THE BLOG

Dear Food Companies: Why You Need To Hire Food Designers

09/12/2016 16:29 GMT | Updated 10/12/2017 10:12 GMT

Dear Food Companies, simply put, you design food, and a food designer designs for the food experience. You're concerned with flavor, sometimes with shape, and let's be honest, that's it. And that's understandable, because you don't have a designer working with your food scientists and food technologists and marketing people.

But if you are interested in radical innovation, then you should really add a food designer to your team!

You come up with a new flavor for nachos, a food designer comes up with Spoonachos, a nacho chip in the shape of a spoon to easily scoop up your salsa.

You design pizza, a food designer designs the KonoPizza, a pizza in the shape of a cone.

You design a pizza box, a food designer designs The Green Box, "the greenest pizza box you've ever seen".

You design a bottle of water, a food designer designs ooho, the water you can eat.

You design an ice cream cone, a food designer designs Sbrodolino, a cone with an external spiral that collects the drops of ice cream and puts them back into the cone.

You design coffee biscuits, food designers design the cookie cup, an espresso cup made of cookie, with an internal layer of icing cugar, which makes the cup waterproof while simultaneously sweetening the coffee.

You design salt, a food designer designs salt made from tears of laughter. Yes, salt made from tears of laughter of course.

I could go on but I feel like I've made my point...

You spend a lot of money in marketing research. You ask people if they prefer the squared packaging or the round packaging. You ask them what flavor they want, and if they prefer it to taste more spicy or less salty, more lemony or less garlicky. And that's great, that's awesome. But you often ignore that products are part of a context, and designing for people means designing a message and its appropriate language.

Let me explain to you what I mean: According to Professor Roberto Verganti, every product proposes an either incremental or radical change in technology. Every product also proposes an either incremental or radical change in meaning. What a food designer, well, a good food designer, can do for you is help you achieve a product that proposes both a radical change in technology and a radical change in meaning. How? A food designer has the tools to conduct the appropriate investigations on your product context and its target user. This type of research is essential for the development of any food product, and a food designer is able to directly apply the results from this research to the food and its packaging interaction with the five senses (how the food tastes, how it looks, the sound the packaging makes, etc.)

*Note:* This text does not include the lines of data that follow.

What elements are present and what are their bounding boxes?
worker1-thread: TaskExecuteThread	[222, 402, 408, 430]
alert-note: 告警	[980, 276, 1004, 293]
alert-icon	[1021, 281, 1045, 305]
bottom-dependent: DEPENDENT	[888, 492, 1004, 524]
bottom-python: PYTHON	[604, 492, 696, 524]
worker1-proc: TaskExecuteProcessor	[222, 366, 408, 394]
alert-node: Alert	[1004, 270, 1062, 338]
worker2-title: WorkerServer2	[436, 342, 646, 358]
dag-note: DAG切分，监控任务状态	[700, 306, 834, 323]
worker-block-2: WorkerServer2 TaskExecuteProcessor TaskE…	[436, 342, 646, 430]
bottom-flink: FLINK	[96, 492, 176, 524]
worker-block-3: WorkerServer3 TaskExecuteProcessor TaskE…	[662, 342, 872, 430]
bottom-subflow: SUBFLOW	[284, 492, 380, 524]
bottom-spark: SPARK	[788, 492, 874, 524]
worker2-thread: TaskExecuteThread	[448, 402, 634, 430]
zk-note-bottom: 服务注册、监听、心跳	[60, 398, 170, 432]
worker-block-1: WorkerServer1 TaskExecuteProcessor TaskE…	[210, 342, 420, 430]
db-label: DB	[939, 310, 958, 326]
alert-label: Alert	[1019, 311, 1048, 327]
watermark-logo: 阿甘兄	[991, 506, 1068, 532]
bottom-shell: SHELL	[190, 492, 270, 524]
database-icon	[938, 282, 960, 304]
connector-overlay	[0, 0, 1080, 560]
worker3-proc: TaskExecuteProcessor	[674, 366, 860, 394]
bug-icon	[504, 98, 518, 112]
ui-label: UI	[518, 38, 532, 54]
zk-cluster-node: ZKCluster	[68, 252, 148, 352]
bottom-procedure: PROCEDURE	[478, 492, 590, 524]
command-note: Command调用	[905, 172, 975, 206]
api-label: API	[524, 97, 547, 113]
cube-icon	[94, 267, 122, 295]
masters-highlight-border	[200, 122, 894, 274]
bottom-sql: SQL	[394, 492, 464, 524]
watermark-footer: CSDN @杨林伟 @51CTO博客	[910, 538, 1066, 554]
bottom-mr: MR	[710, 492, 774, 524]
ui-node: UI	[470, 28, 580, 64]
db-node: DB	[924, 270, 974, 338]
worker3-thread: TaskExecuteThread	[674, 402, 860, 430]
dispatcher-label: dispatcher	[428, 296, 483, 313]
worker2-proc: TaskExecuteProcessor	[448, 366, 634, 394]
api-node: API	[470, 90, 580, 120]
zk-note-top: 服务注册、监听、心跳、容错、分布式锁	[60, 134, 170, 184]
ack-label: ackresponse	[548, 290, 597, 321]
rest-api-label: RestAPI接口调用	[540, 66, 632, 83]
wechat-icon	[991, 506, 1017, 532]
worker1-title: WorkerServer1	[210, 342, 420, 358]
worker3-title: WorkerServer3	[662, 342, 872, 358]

A food designer is then able to source the best technology, often from places you wouldn't even have looked at, and use it for solutions with a strong message; this means products that say something to people, products that mean something to people, products to which people relate and to which they become emotionally attached. I'm sure you don't need me to tell you that an emotional attachment to a product is often translated into an emotional attachment to the brand!

How do they do that? Because food designers, again, good food designers, know how to communicate a message with the appropriate language! They know how to make the product look and feel and sound and smell and taste (we call this the product's language), so that it clearly sends that message.

In addition, a food designer is able to propose solutions that, besides being innovative in what they mean and in their use of technology, are also able to produce solutions that are aesthetically pleasing, simple, understandable, economically viable, and finally, environmentally friendly. And don't we all want that?

The good news is that today there are more and more food designers out there because there are a few institutions who are training food designers! And believe me, because many young food designers contact me asking what they should do to start working in the industry! And I'm tired of telling them, "Be patient because the food industry, unfortunately, is not ready for you yet. They have no idea of what a food designer is and what you can do!"

Be ready, food industry! I'm sure you need someone who can give you consistency in high-quality propositions. You need food designers, and there's plenty out there.

So, dear food companies, since I'm sure that in your list of goals there are better products and more sales, my suggestion to you is to hire a food designer!